Last month she took the police to court, where the force finally accepted the evidence had been taken without "appropriate authority" and removed it from its database.
Ms Jones's troubles first began last May. Having already taught two year groups at Watermill Primary, the mother-of-two ignored the warnings of a learning assistant about the "rogue class" she was about to teach.
But a phone call from Bournville police station days later asking her to attend an interview meant Ms Jones's view that the day had gone well was far from true.
In addition to trying to get the samples removed, Ms Jones said she was told she was not allowed to work.
"I was not allowed to teach so as a supply teacher it meant I had no income," she said.
"The income I had been used to for several years suddenly diminished. What was really difficult was I sent my daughter to an independent school and had to make the decision to withdraw her and send her to another one.
"I was living on child benefits and a little bit of maintenance."
Ms Jones said it was important for other schools and teachers to learn from the incident.
Although she still teaches at state schools Ms Jones said she has become disillusioned with the state sector and the increasing attitude problem of many children.
She blamed larger class sizes and a lack of support for teachers dealing with disruptive children for the dropping standards in state primary schools.
The teacher, who has worked in more than 250 primary and special schools in Birmingham, said she had not received an apology from the school or from the child's family.
"I don't even know who he was. I only had the class for a morning," she said.
"It was a school I enjoyed going to. I had been there a year earlier and had taught reception and year one.
"During the half term I had a phone message from Bournville police station, saying would I contact them because there had been an incident in the school.
"They said it was nothing to worry about and they could not tell me what it was but they wanted me to attend an interview and I had to wait three weeks.
"As it was half term, I could not get in touch with my union and I was quite worried. I thought maybe I had not given out the scissors fairly, stepped on a toe or called a child by the wrong name.
"At the police station I was told that after school the boy had accused me of hitting him on the hand with a ruler.
"He said I told him 'hold out your hand boy' but I have never addressed a child as 'boy'. It is not the way the police dealt with it. It is the consequences that have upset me.

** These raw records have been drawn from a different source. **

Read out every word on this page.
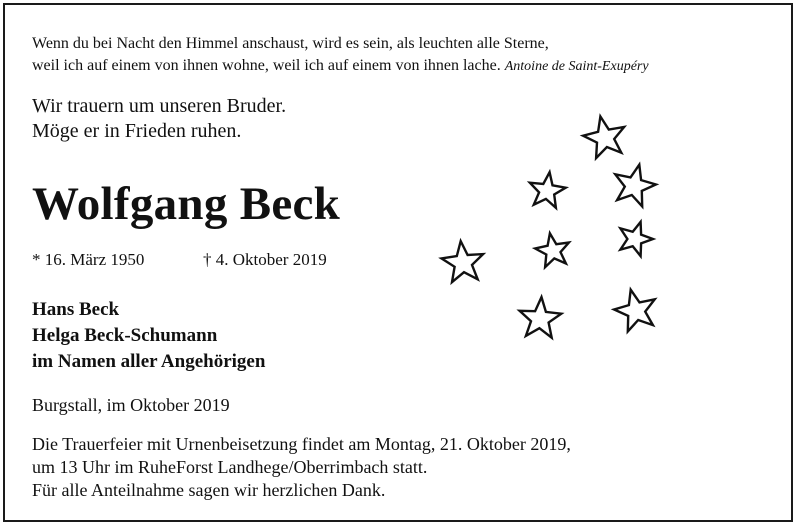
Wenn du bei Nacht den Himmel anschaust, wird es sein, als leuchten alle Sterne,

weil ich auf einem von ihnen wohne, weil ich auf einem von ihnen lache. Antoine de Saint-Exupéry

Wir trauern um unseren Bruder.

Möge er in Frieden ruhen.

Wolfgang Beck

* 16. März 1950	† 4. Oktober 2019

Hans Beck

Helga Beck-Schumann

im Namen aller Angehörigen

Burgstall, im Oktober 2019

Die Trauerfeier mit Urnenbeisetzung findet am Montag, 21. Oktober 2019,

um 13 Uhr im RuheForst Landhege/Oberrimbach statt.

Für alle Anteilnahme sagen wir herzlichen Dank.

"You do not expect to be arrested and put in a cell and treated like a criminal. That is what I found so appalling.
"Generally I have a lot of admiration for teachers. They give an awful lot of their energy to children but our patience is really stretched at times.
"Some children's thoughtless actions can lead to illness and suffering to families and other children. I can't help thinking about children in poor countries where they really want to be educated.
"There is no way they would throw education back at you and I think many teachers have become used to abuse each day.
"At Christmas I was speaking to someone who was being attacked by some pupils. She dared not defend herself because she would have been accused of assault."